In the wholesale setup—the Lynam case—the Court allowed the plaintiff to proceed with his malpractice suit against HPN because Nevada’s quality assurance statute regulated HPN’s internal affairs independently of the ERISA framework. As a bundle of providers and services, HPN offered medical care to Nevada’s residents independently of the different ERISA plans operating in Nevada. These plans were free to contract with any provider individually and build their own network of providers. Importantly, the ERISA plans were also free not to enter into wholesale agreements with HPN and its likes. The plans, in other words, were free to choose between setting up their own networks, free of Nevada’s regulation, by taking on board individual providers, and contracting with HPN or a similar organization that offers a bundle of services regulated by Nevada’s quality assurance statute.

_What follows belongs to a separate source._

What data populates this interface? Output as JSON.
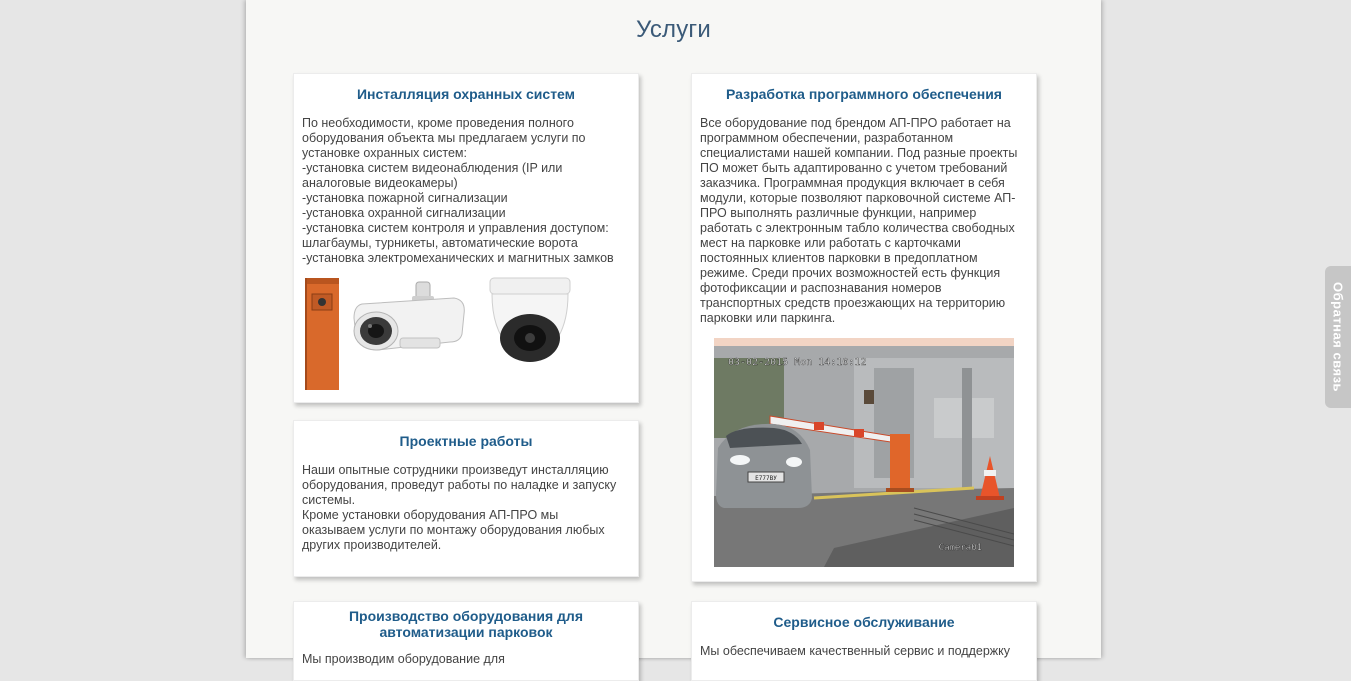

As the Lynam Court explained, “ERISA would preempt the application of [Nevada’s quality assurance statute] to a managed care organization (MCO) or HMO if they had merely facilitated the selection of providers by the ERISA plan; however, preemption would [not] apply if the MCO or HMO had leased out its existing network of providers … or if the ERISA plan had simply purchased an insurance plan from a MCO or HMO.”

These decisions may be criticized for making the ERISA preemption’s applicability depend on formal contracting, but I think that these are excellent decisions. They give ERISA plans operating in Nevada a menu to choose from. A plan may select to bypass Nevada’s quality assurance statute by integrating individual providers on a retail basis. Alternatively, the plan may select a wholesale transaction: it may purchase a bundle of services from a regulated Nevada-based organization of providers.  The first option will reduce the cost and quality of medical care offered by the plan, but the plan would have to incur substantial bargaining costs in realizing this option. The second option will raise the quality of medical care offered by the plan, but it will also cost more. By choosing this option, however, the plan will save the cost of bargaining with individual care providers. This saving will reduce the cost-difference between the higher and the lower quality care.

The Nevada Supreme Court decisions bring about a socially beneficial consequence. They motivate ERISA plans to funnel into healthcare money that would otherwise be expended on bargaining.  Put differently, these decisions increase the transaction costs for ERISA plans that choose to bypass the state’s quality of care requirements for local providers. These decisions therefore deserve commendation.

One final remark. The plaintiffs in the two cases might have been able to avoid the ERISA preemption by suing their providers for improper treatment (as opposed to an improper management of their facilities that violated Nevada’s quality assurance statute). By choosing this cause of action, the plaintiffs would have to prove that the providers acted negligently, which seems difficult. But the plaintiffs could have tried to apply the res ipsa loquitur presumption, recently extended to cases in which patients became infected: see Sides v. St. Anthony’s Medical Center 258 S.W.3d 811 (Mo. 2008). Whether this argument would have succeeded under Nevada law is uncertain, but it was worth trying.